Hashimoto Masahito, Takashige Katsuhiro, Furuyashiki Maiko, Yoshidome Keitaro, Sano Ryoko, Kawamura Yutaka, Ijichi Shinji, Morioka Hirofumi, Koide Hiroyuki, Oku Naoto, Moriya Yoichiro, Kusumoto Shoich, Suda Yasuo
Department of Nanostructure and Advanced Materials, Graduate School of Science and Engineering, Kagoshima University, 1-21-40 Korimoto, Kagoshima 890-0065, Japan.
Int Immunopharmacol. 2008 Jan;8(1):12-9. doi: 10.1016/j.intimp.2007.09.021. Epub 2007 Oct 22.

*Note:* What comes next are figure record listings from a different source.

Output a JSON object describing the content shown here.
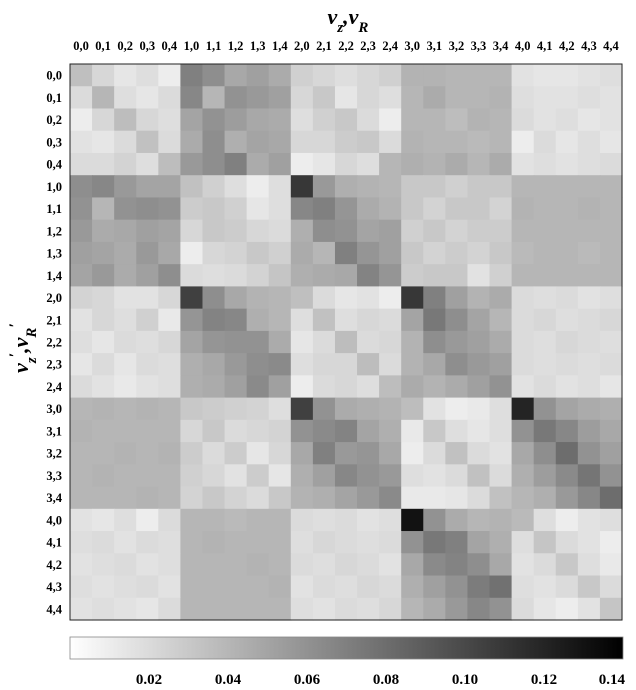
{
  "chart_data": {
    "type": "heatmap",
    "xlabel": "v_z,v_R",
    "ylabel": "v_z',v_R'",
    "labels": [
      "0,0",
      "0,1",
      "0,2",
      "0,3",
      "0,4",
      "1,0",
      "1,1",
      "1,2",
      "1,3",
      "1,4",
      "2,0",
      "2,1",
      "2,2",
      "2,3",
      "2,4",
      "3,0",
      "3,1",
      "3,2",
      "3,3",
      "3,4",
      "4,0",
      "4,1",
      "4,2",
      "4,3",
      "4,4"
    ],
    "colorbar": {
      "min": 0.0,
      "max": 0.14,
      "ticks": [
        "0.02",
        "0.04",
        "0.06",
        "0.08",
        "0.10",
        "0.12",
        "0.14"
      ],
      "tick_values": [
        0.02,
        0.04,
        0.06,
        0.08,
        0.1,
        0.12,
        0.14
      ],
      "colormap": "gray_r"
    },
    "values": [
      [
        0.035,
        0.022,
        0.014,
        0.018,
        0.01,
        0.07,
        0.062,
        0.048,
        0.052,
        0.046,
        0.026,
        0.022,
        0.018,
        0.022,
        0.026,
        0.042,
        0.042,
        0.04,
        0.04,
        0.04,
        0.016,
        0.014,
        0.014,
        0.016,
        0.018
      ],
      [
        0.02,
        0.04,
        0.018,
        0.014,
        0.02,
        0.066,
        0.04,
        0.06,
        0.056,
        0.052,
        0.022,
        0.03,
        0.014,
        0.022,
        0.018,
        0.04,
        0.046,
        0.04,
        0.04,
        0.042,
        0.018,
        0.016,
        0.016,
        0.018,
        0.016
      ],
      [
        0.01,
        0.022,
        0.036,
        0.022,
        0.018,
        0.05,
        0.06,
        0.054,
        0.048,
        0.046,
        0.018,
        0.026,
        0.03,
        0.02,
        0.01,
        0.04,
        0.04,
        0.036,
        0.042,
        0.04,
        0.02,
        0.016,
        0.018,
        0.014,
        0.016
      ],
      [
        0.016,
        0.014,
        0.02,
        0.034,
        0.02,
        0.046,
        0.062,
        0.044,
        0.05,
        0.048,
        0.022,
        0.022,
        0.028,
        0.03,
        0.02,
        0.042,
        0.04,
        0.04,
        0.038,
        0.04,
        0.01,
        0.02,
        0.014,
        0.018,
        0.014
      ],
      [
        0.02,
        0.02,
        0.024,
        0.018,
        0.036,
        0.056,
        0.062,
        0.07,
        0.046,
        0.052,
        0.01,
        0.014,
        0.022,
        0.018,
        0.04,
        0.044,
        0.042,
        0.046,
        0.04,
        0.046,
        0.016,
        0.018,
        0.016,
        0.018,
        0.02
      ],
      [
        0.062,
        0.066,
        0.056,
        0.05,
        0.05,
        0.034,
        0.026,
        0.018,
        0.01,
        0.018,
        0.11,
        0.056,
        0.044,
        0.042,
        0.04,
        0.03,
        0.03,
        0.026,
        0.03,
        0.03,
        0.04,
        0.04,
        0.04,
        0.04,
        0.04
      ],
      [
        0.06,
        0.04,
        0.06,
        0.062,
        0.06,
        0.028,
        0.03,
        0.026,
        0.014,
        0.018,
        0.066,
        0.07,
        0.058,
        0.046,
        0.042,
        0.03,
        0.024,
        0.03,
        0.03,
        0.024,
        0.042,
        0.04,
        0.04,
        0.042,
        0.04
      ],
      [
        0.056,
        0.046,
        0.048,
        0.052,
        0.05,
        0.022,
        0.03,
        0.028,
        0.022,
        0.02,
        0.044,
        0.062,
        0.06,
        0.05,
        0.052,
        0.026,
        0.03,
        0.024,
        0.028,
        0.028,
        0.04,
        0.04,
        0.04,
        0.04,
        0.04
      ],
      [
        0.052,
        0.05,
        0.046,
        0.056,
        0.048,
        0.01,
        0.022,
        0.024,
        0.03,
        0.026,
        0.046,
        0.04,
        0.07,
        0.058,
        0.052,
        0.03,
        0.024,
        0.028,
        0.024,
        0.03,
        0.038,
        0.04,
        0.04,
        0.038,
        0.04
      ],
      [
        0.05,
        0.056,
        0.046,
        0.052,
        0.062,
        0.02,
        0.018,
        0.02,
        0.024,
        0.032,
        0.044,
        0.046,
        0.048,
        0.068,
        0.058,
        0.028,
        0.03,
        0.03,
        0.016,
        0.026,
        0.04,
        0.04,
        0.04,
        0.04,
        0.04
      ],
      [
        0.024,
        0.022,
        0.016,
        0.016,
        0.022,
        0.105,
        0.062,
        0.048,
        0.042,
        0.04,
        0.035,
        0.02,
        0.014,
        0.016,
        0.01,
        0.11,
        0.07,
        0.052,
        0.042,
        0.046,
        0.02,
        0.018,
        0.02,
        0.016,
        0.018
      ],
      [
        0.016,
        0.022,
        0.018,
        0.026,
        0.012,
        0.058,
        0.068,
        0.066,
        0.044,
        0.04,
        0.018,
        0.034,
        0.018,
        0.022,
        0.02,
        0.05,
        0.074,
        0.062,
        0.05,
        0.04,
        0.02,
        0.022,
        0.018,
        0.02,
        0.022
      ],
      [
        0.018,
        0.014,
        0.02,
        0.018,
        0.022,
        0.05,
        0.058,
        0.06,
        0.06,
        0.046,
        0.014,
        0.02,
        0.036,
        0.02,
        0.022,
        0.042,
        0.062,
        0.056,
        0.052,
        0.046,
        0.02,
        0.018,
        0.022,
        0.02,
        0.018
      ],
      [
        0.014,
        0.02,
        0.014,
        0.02,
        0.018,
        0.044,
        0.048,
        0.056,
        0.062,
        0.064,
        0.018,
        0.022,
        0.022,
        0.036,
        0.02,
        0.042,
        0.048,
        0.062,
        0.056,
        0.052,
        0.02,
        0.018,
        0.02,
        0.018,
        0.02
      ],
      [
        0.02,
        0.016,
        0.012,
        0.016,
        0.018,
        0.044,
        0.046,
        0.052,
        0.064,
        0.052,
        0.01,
        0.02,
        0.022,
        0.018,
        0.036,
        0.046,
        0.042,
        0.046,
        0.052,
        0.06,
        0.016,
        0.02,
        0.016,
        0.018,
        0.014
      ],
      [
        0.04,
        0.042,
        0.04,
        0.042,
        0.04,
        0.03,
        0.028,
        0.026,
        0.024,
        0.018,
        0.105,
        0.06,
        0.046,
        0.044,
        0.042,
        0.036,
        0.016,
        0.01,
        0.012,
        0.018,
        0.12,
        0.06,
        0.05,
        0.046,
        0.044
      ],
      [
        0.042,
        0.04,
        0.04,
        0.04,
        0.04,
        0.022,
        0.03,
        0.02,
        0.022,
        0.024,
        0.06,
        0.064,
        0.068,
        0.05,
        0.044,
        0.012,
        0.03,
        0.018,
        0.014,
        0.018,
        0.06,
        0.074,
        0.066,
        0.054,
        0.048
      ],
      [
        0.04,
        0.04,
        0.042,
        0.04,
        0.042,
        0.028,
        0.02,
        0.028,
        0.014,
        0.022,
        0.048,
        0.07,
        0.056,
        0.058,
        0.048,
        0.01,
        0.02,
        0.034,
        0.02,
        0.016,
        0.048,
        0.062,
        0.08,
        0.06,
        0.052
      ],
      [
        0.04,
        0.042,
        0.04,
        0.04,
        0.04,
        0.026,
        0.022,
        0.016,
        0.028,
        0.014,
        0.044,
        0.052,
        0.066,
        0.06,
        0.056,
        0.018,
        0.016,
        0.02,
        0.034,
        0.02,
        0.044,
        0.054,
        0.064,
        0.076,
        0.06
      ],
      [
        0.04,
        0.04,
        0.04,
        0.042,
        0.04,
        0.024,
        0.03,
        0.024,
        0.02,
        0.03,
        0.042,
        0.044,
        0.05,
        0.056,
        0.064,
        0.012,
        0.012,
        0.014,
        0.02,
        0.034,
        0.04,
        0.044,
        0.056,
        0.066,
        0.08
      ],
      [
        0.016,
        0.014,
        0.018,
        0.01,
        0.02,
        0.04,
        0.04,
        0.038,
        0.04,
        0.04,
        0.02,
        0.018,
        0.02,
        0.016,
        0.018,
        0.13,
        0.06,
        0.046,
        0.04,
        0.042,
        0.038,
        0.018,
        0.01,
        0.016,
        0.018
      ],
      [
        0.018,
        0.02,
        0.016,
        0.02,
        0.018,
        0.04,
        0.042,
        0.04,
        0.04,
        0.04,
        0.018,
        0.022,
        0.02,
        0.018,
        0.02,
        0.06,
        0.074,
        0.07,
        0.05,
        0.044,
        0.018,
        0.032,
        0.02,
        0.016,
        0.01
      ],
      [
        0.016,
        0.018,
        0.02,
        0.016,
        0.018,
        0.04,
        0.04,
        0.04,
        0.042,
        0.04,
        0.02,
        0.018,
        0.022,
        0.02,
        0.016,
        0.048,
        0.064,
        0.068,
        0.062,
        0.048,
        0.016,
        0.02,
        0.03,
        0.018,
        0.012
      ],
      [
        0.018,
        0.016,
        0.018,
        0.02,
        0.016,
        0.04,
        0.04,
        0.04,
        0.04,
        0.042,
        0.016,
        0.02,
        0.018,
        0.022,
        0.02,
        0.044,
        0.052,
        0.06,
        0.072,
        0.078,
        0.018,
        0.016,
        0.02,
        0.03,
        0.02
      ],
      [
        0.016,
        0.018,
        0.016,
        0.014,
        0.02,
        0.04,
        0.04,
        0.04,
        0.04,
        0.04,
        0.018,
        0.016,
        0.02,
        0.018,
        0.022,
        0.04,
        0.046,
        0.056,
        0.066,
        0.06,
        0.02,
        0.014,
        0.01,
        0.016,
        0.032
      ]
    ]
  }
}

OK-432 (Picibanil), a Streptococcal immunotherapeutic agent, has been used for immunotherapy of various cancers as a biological response modifier (BRM). However, OK-432 contains multiple components consisting of immunotherapeutic ones and contaminants which may weaken the effects or exert side-effects. In this study, we investigated extraction of contaminants from OK-432 using Triton X-114 (TX-114)-water phase partitioning and examined an antitumor effect of the resulting preparation. OK-432 was subjected to TX-114 partitioning to give residual precipitate designated as OK-TX-ppt. OK-TX-ppt exerted no TLR2-mediated activity, but induced interleukin (IL)-6 in human PBMC. OK-TX-ppt also induced tumor necrosis factor (TNF)-alpha, IL-10, IL-12, and interferon (IFN)-gamma in PBMC. Moreover, IFN-gamma-inducing activity of OK-TX-ppt was significantly higher and IL-10 production was lower than that of OK-432. In tumor-bearing mice model, administration of OK-TX-ppt i.p. extended the survival time of Meth-A-bearing mice compared to OK-432. OK-TX-ppt also increased the levels of IL-12 and IFN-gamma in mouse spleen cells in vitro. These results indicated that TX-114 partitioning removed some contaminants, which attenuates the antitumor effect, from OK-432 and increase the immunotherapeutic effects of OK-432.